SHEZAF: There's another suspect who was arrested. He's actually now in a house arrest. And he's a very well-known character in the Israeli far-right, in the younger generation of the Israeli far-right. His name is Elisha Yered. He - for a few years - he's very young. He's in his early 20s. And for a few years, he, you know, was some sort of like a spokesperson for the hilltop youth, like we call them. And then when the new Israeli government was formed, he became a spokesperson of a member of Knesset, the Israeli Parliament, called Limon Sun Har Melech. She is a Parliament member from the Otzma Yehudit party, which is a far-right Jewish supremacist party headed by Itamar Ben-gvir.

ESTRIN: The national security minister.

SHEZAF: Right, the minister in charge of the Israeli police nowadays.

ESTRIN: So you're describing one of the suspects in a recent murder case against a Palestinian who has a direct connection to a member of Israel's current ruling governing coalition. What is going on here, Hagar? I mean, on the one hand, Israeli defense officials and the U.S. are calling these acts of terrorism. On the other hand, we see this connection with the current Israeli government. What is Israel doing about this?

SHEZAF: Right. So I think the first thing that is quite interesting and that is happening now is that there is a certain rift, I would say, between the Israeli security establishment and the Israeli government, or at least some very senior Israeli politicians. Because it's very clear that the Israeli police actually tried quite hard to keep Elisha Yered in detention, and he was eventually released for house arrest. So you see these different kind of forces that are pushing two different directions. And in this particular case, because I think the political stakes are quite high, you see that very clearly.

ESTRIN: Well, Basel Adra, let me end with you. How are Palestinians organizing to respond or to prepare for these kinds of attacks?
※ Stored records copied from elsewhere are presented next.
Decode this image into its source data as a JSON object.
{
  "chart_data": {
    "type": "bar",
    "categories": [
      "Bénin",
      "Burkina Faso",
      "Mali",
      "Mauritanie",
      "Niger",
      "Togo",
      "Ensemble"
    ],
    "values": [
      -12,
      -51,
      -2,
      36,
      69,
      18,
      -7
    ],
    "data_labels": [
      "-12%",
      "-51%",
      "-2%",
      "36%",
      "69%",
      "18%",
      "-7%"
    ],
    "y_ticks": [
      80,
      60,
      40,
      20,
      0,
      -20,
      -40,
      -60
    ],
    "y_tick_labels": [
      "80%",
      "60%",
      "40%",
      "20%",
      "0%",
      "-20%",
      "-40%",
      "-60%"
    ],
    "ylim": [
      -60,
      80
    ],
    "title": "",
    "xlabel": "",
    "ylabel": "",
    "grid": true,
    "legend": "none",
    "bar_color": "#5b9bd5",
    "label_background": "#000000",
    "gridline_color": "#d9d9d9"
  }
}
How do you see the next weeks and months looking?

ADRA: It's really very hopeless. And we don't see any good vision for the future with what's going on, especially a lot of communities, small communities, as I'm saying, start leaving their villages after what happened in Hawara and Turmus Ayya and Burqa that the settlers reached and burned houses and cars. But look at Hawara, for example. They burned dozens of houses and cars. A lot of families were homeless. But there is, like, as Hagar's saying, weekly and daily harassments by settlers and soldiers toward Palestinian communities in order to ethnic cleansing the lands from Palestinians, to push Palestinians out of this land to an exit as Israeli land and to take it for these settlers and these settlements.

And what's happening here on the ground is different with what you say that they are calling this in the ministry as terrorism and the U.S. calling it terrorism, but on the ground, doesn't change. And the only change is happening only very bad. And the settlers and the soldiers by their forces is really changing the de facto on the ground in order to steal this land and so the settlers can have it and settle in it.

ESTRIN: Basel Adra, Palestinian activist and journalist, thank you so much.

ADRA: Thank you.

ESTRIN: And Hagar Shezaf, Israeli journalist with Haaretz. Thank you very much for being with us, Hagar.